Our time in Paris was short, and there was so much more to explore than we were able to during our stay, but we exerted ourselves to visit Giverney via the Fat-Tire bike tour. Oh! What a garden!


My love for Monet and other Impressionist painters began when I was young. I loved to sit in front of the Water Lilies at the Cleveland Museum of Art. It became a part of me. I felt I breathed blue and purple when I took my  time with the painting. The chance to see the gardens of inspiration was a golden light for our trip.

We began at Gare St-Lazare, the very train station Monet used for his exciting painting of smoke and steam.  On our morning visit, we did not have the same colors and bustle of late 1870s, but we stood on the platforms looking at the trains and knew we were part of the stream of existence, part of the bustle of technology and modernity that had attracted Monet and continues to demand expression by artists today. Our tour guide, Peter, had a blue book under his arm that he referenced and shared during our train ride to Vernon. He was obviously in love with his subject and the sharing excursion that we were undertaking.

The Old Mill on a remnant of a bridge in Vernon
The day was cloudy, but we had been promised a bike tour rain-or-shine. The clouds were being temperamental.  We would be drenched in a steady rain, and then the sun would break out in a blue sky. We collected our bikes from garages in a courtyard that was not far from one of the old churches that Monet had painted. We biked in the wobbly shadows of the half-timbered houses that seemed to lean into the road as our guide led us to a market. At the market stop, the booths were set up in the center of a busy area that was lined with shops and bakeries. The booths were filled with fresh produce, and one shop had grilled chicken. We found fruit and cider; Jon found a lovely bakery and grabbed the last brie-stuffed baguette. With lunch stowed away in our backpacks, we were ready to continue to our picnic spot. The sky, blessing us with sunshine, gave us a chance to cross the Seine – it seemed a fairly calm river in Normandy – and find the park by the Old Mill and the Tourelles Castle.


Walking past Hotel Baudy toward the gardens.
After lunch and more stories about Monet  from Peter, we continued through a few more streets to a bike path in a park. The park road wound behind the houses, and the atmosphere changed. Even the weeds seemed to preen and boast of their nearness to Giverney, and the sun kept visiting us. I could hear the birds, but they stayed covered. We biked on Rue Claude Monet into the site, past the Hotel Baudy, and stored our bikes by a field.

Nothing can actually describe the garden. The visual impact would necessitate too many words. One breathes in color, light, and the essence of nature’s grand beauties assembled through each small bloom. The plants here do not have the pompous display of the crowned colors of a bird of paradise that seems to want to stand alone.  The blooms seem to be grown to enjoy each other.  Entering the garden one notes the points of color that tempt one to release the paint from the brush tip. 

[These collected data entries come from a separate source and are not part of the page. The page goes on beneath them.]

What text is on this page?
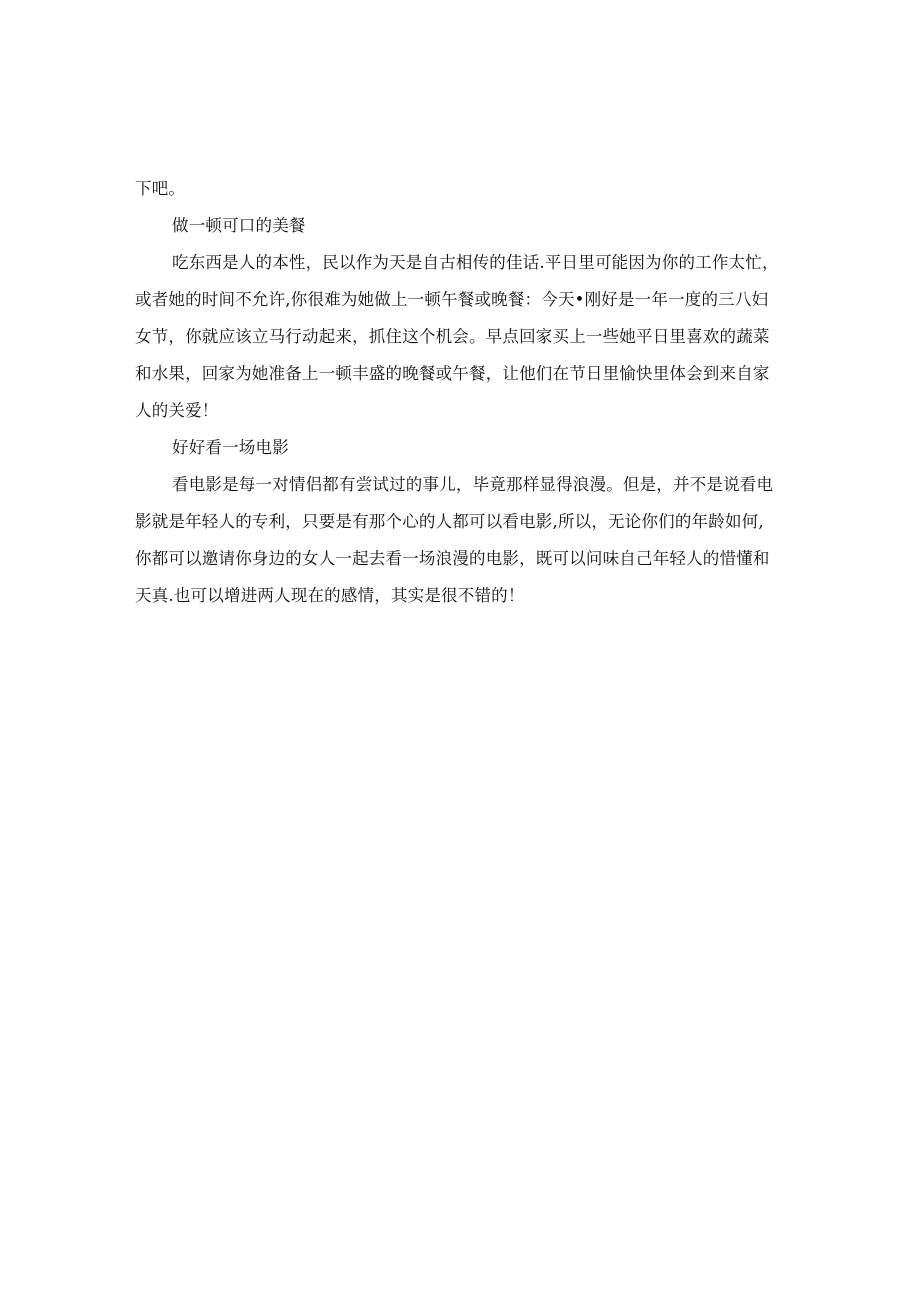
下吧。
做一顿可口的美餐
吃东西是人的本性，民以作为天是自古相传的佳话.平日里可能因为你的工作太忙，
或者她的时间不允许,你很难为她做上一顿午餐或晚餐：今天•刚好是一年一度的三八妇
女节，你就应该立马行动起来，抓住这个机会。早点回家买上一些她平日里喜欢的蔬菜
和水果，回家为她准备上一顿丰盛的晚餐或午餐，让他们在节日里愉快里体会到来自家
人的关爱！
好好看一场电影
看电影是每一对情侣都有尝试过的事儿，毕竟那样显得浪漫。但是，并不是说看电
影就是年轻人的专利，只要是有那个心的人都可以看电影,所以，无论你们的年龄如何,
你都可以邀请你身边的女人一起去看一场浪漫的电影，既可以问味自己年轻人的惜懂和
天真.也可以增进两人现在的感情，其实是很不错的！
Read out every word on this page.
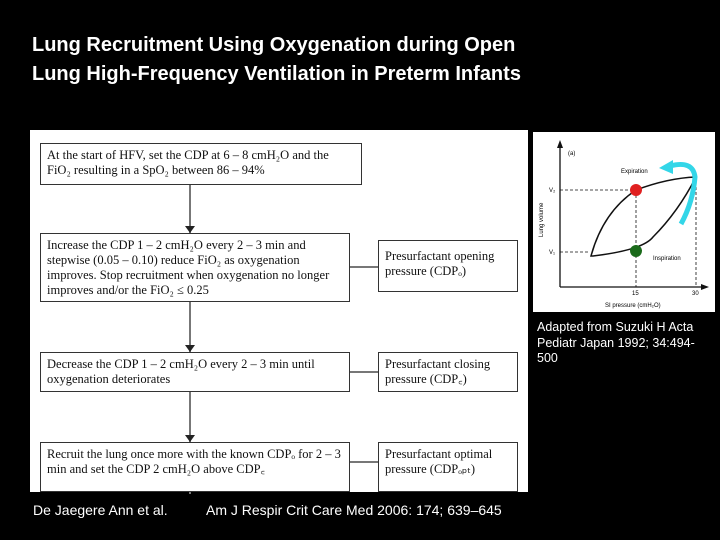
Lung Recruitment Using Oxygenation during Open
Lung High-Frequency Ventilation in Preterm Infants
At the start of HFV, set the CDP at 6 – 8 cmH₂O and the FiO₂ resulting in a SpO₂ between 86 – 94%
Increase the CDP 1 – 2 cmH₂O every 2 – 3 min and stepwise (0.05 – 0.10) reduce FiO₂ as oxygenation improves. Stop recruitment when oxygenation no longer improves and/or the FiO₂ ≤ 0.25
Decrease the CDP 1 – 2 cmH₂O every 2 – 3 min until oxygenation deteriorates
Recruit the lung once more with the known CDPₒ for 2 – 3 min and set the CDP 2 cmH₂O above CDP꜀
Presurfactant opening pressure (CDPₒ)
Presurfactant closing pressure (CDP꜀)
Presurfactant optimal pressure (CDPₒₚₜ)
(a)
Expiration
Inspiration
V₂
V₁
15	30
SI pressure (cmH₂O)
Lung volume
Adapted from Suzuki H Acta Pediatr Japan 1992; 34:494-500
De Jaegere Ann et al.	Am J Respir Crit Care Med 2006: 174; 639–645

Poppies next to the church by Monet's grave site
After touring the gardens and the house, we stopped by the church where Monet is buried with other family members. Everything was white: the marble cross, the church stones. The most touching memorial, for me, was the spray of poppies growing between the church wall and the gravel. We retraced our way back to Vernon. Returning to the train station. Again, it began to rain.

The gardens prepared me for the visit the following day to Musee de L’Orangerie only by intensifying the impact of the rooms of Water Lilies. Every moment of love and wonder I had felt since I was twelve, each moment of visual joy experienced at Giverney, every ounce of empathy I had shared as an artist washed over me when I entered the first room wreathed in four versions of Water Lilies. I cried.

All the pictures were taken by myself and my husband.